One pervasive method employed by some plans involves the growing disparity between in-network reimbursement rates for mental health and SUD providers and those for medical/surgical providers, as well as a significant disparity between how often beneficiaries are forced to utilize out-of-network mental health and SUD providers and facilities as compared to medical/surgical providers and facilities. Therefore, the departments propose that a plan would be considered noncompliant if relevant outcomes data (such as beneficiary utilization) shows material differences in access to in-network mental health or SUD benefits as compared to in-network medical/surgical benefits in a classification as a result of the design or application of one or more NQTLs related to network composition standards. In other words, the rule proposes to treat network composition as an NQTL for the purposes of the regulation as opposed to merely an outcome of other NQTLs. We support this approach and have encouraged Congress and the Administration in the past to use quantitative information on beneficiary utilization to determine appropriate network composition standards.
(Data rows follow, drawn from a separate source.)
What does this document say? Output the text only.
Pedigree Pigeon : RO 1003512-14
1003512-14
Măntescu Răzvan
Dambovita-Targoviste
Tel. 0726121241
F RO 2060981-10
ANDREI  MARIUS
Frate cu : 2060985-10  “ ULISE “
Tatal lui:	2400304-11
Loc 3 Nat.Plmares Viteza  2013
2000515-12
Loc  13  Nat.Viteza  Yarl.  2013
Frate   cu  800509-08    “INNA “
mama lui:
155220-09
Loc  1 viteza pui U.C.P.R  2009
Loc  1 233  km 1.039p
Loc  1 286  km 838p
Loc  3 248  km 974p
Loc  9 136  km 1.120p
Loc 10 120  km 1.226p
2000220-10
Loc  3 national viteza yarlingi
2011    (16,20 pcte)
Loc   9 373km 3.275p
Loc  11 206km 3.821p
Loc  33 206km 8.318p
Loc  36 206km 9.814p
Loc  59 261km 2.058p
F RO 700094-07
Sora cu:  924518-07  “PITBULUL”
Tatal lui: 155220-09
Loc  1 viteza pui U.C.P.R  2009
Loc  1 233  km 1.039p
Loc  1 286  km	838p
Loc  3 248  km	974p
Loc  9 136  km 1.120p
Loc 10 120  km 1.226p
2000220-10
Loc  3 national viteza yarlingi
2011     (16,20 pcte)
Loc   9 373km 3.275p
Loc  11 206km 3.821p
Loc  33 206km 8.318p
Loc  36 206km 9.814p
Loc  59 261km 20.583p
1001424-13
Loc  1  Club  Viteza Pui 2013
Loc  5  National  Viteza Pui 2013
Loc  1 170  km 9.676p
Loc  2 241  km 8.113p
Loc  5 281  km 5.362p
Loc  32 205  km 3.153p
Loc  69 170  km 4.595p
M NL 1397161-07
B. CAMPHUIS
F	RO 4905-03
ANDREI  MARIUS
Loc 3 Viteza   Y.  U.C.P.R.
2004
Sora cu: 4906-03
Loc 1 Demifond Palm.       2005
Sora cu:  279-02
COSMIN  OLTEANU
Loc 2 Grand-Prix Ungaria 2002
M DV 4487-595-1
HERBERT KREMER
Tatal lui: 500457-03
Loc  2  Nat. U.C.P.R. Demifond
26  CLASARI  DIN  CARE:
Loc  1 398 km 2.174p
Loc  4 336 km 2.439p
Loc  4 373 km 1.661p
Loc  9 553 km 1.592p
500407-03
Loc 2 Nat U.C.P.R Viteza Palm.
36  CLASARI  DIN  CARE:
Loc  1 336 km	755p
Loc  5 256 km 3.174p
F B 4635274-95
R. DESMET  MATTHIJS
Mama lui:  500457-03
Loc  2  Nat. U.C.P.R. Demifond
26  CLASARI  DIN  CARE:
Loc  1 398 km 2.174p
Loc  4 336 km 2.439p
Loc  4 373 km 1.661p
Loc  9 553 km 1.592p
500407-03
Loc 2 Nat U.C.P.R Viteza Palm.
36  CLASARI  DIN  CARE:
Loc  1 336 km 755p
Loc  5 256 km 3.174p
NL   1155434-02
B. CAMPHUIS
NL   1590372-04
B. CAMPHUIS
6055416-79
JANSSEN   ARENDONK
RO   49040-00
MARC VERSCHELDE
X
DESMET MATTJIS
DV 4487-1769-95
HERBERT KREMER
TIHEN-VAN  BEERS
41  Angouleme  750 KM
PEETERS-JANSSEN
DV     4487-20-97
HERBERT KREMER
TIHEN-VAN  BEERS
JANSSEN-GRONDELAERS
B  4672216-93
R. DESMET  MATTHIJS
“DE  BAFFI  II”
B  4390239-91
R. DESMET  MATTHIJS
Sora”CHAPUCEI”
We acknowledge that developing a robust, highly specialized network of providers is a daunting task considering the severe shortages of behavioral health providers across the country; however, these shortages and gaps in coverage will persist without further action. Further, in the rule, the departments note that if despite taking appropriate action the relevant data continues to reveal material differences in access — that is, the plan is unable to improve network composition because of provider shortages, as opposed to plan business or operational decisions — then the plans would not be cited for noncompliance as long as they are able to document the actions they have taken to attempt to address the differences in access. We agree with this approach and appreciate that the departments will allow for good-faith efforts to meet network adequacy standards in the face of ongoing provider shortages.

Impact Analyses

The departments propose that a plan or issuer would be required to collect, evaluate and consider the impact of relevant data on access to mental health and SUD benefits relative to access to medical/surgical benefits and subsequently take reasonable action as necessary to address any material differences in access. The AHA supports this proposal; it aligns with the November 2021 report from the Office of the Assistant Secretary for Planning and Evaluation (ASPE)’s Office of Behavioral Health, Disability and Aging Policy, which suggested using data on enrollee characteristics — such as information gleaned from claims on utilization and diagnostic patterns as well as qualitative information similar to that found on hospital community health needs assessments — to determine, generally, how, when, where and with whom enrollees seek care. In the rule, the departments cite examples of relevant data including data related to NQTLs as required by state law or private accreditation standards as sources of information to determine access to care.

We suggest that, in addition to retrospectively evaluating whether aspects of care episodes were covered, this process could also identify general gaps in access to inform more adequate network and benefit design. For example, the aforementioned ASPE report suggested a comparison of utilization of covered behavioral health services with emergency department visits for behavioral health crises, use of crisis services and jail volumes as indicators of insufficient access to routine behavioral health care.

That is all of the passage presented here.